Hope is why we dream more in the light of day than in the silence of night.

the implications of hope

But in saying hope, what does that imply? Does it not imply dissatisfaction with our current situation? An “if only things were a little bit better” mentality? In hoping, are we merely resigning ourselves to the status quo, allowing us to say “it is what it is” for a time until things [hopefully] change?
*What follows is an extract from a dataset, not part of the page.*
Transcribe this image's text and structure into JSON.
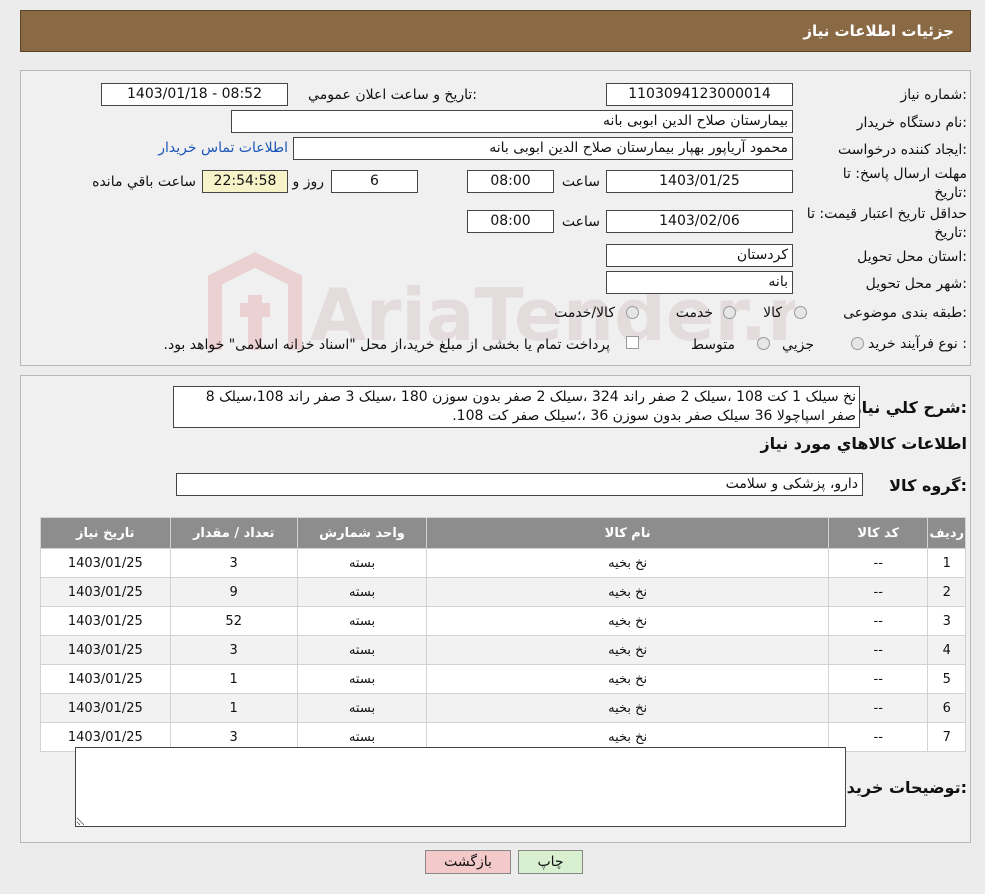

Is hope, in and of itself, a weakness?

Hope can be both a strength and a weakness.

If we can’t hope for something better, where is the motivation to progress as a human being? To drive for a goal, even if that goal is to live without goals? Hope may very well be the first step toward anything worthwhile.

On the flip side of that coin, hope can incapacitate us if it doesn’t come coupled with necessary action. Sure, I can hope that I’ll one day write a best-selling novel. That statement, in and of itself, sounds pathetic. And ONLY because it does not imply action. If I hope for it, I have to take action. I have to sit down and fill those blank pages with my chicken scratch for hours on end.

your time

I think too many people pair hope and stagnation, albeit unconsciously. I know I have with a fair amount of my own goals. Take a nice long introspective look and see if you’re doing the same. Maybe some of the things you’re hoping for aren’t what you really want or can reasonably accomplish, given circumstance and time. “So many things to do, so little time.”

So no, New Year’s resolutions are not for the weak-minded as I have believed for quite some time. That’s taking it all at face value. But don’t be afraid to make that resolution on your own time, not based on earth’s revolution around the sun.

And if you’re part of that 80%, get your shit together and stop just hoping. Act.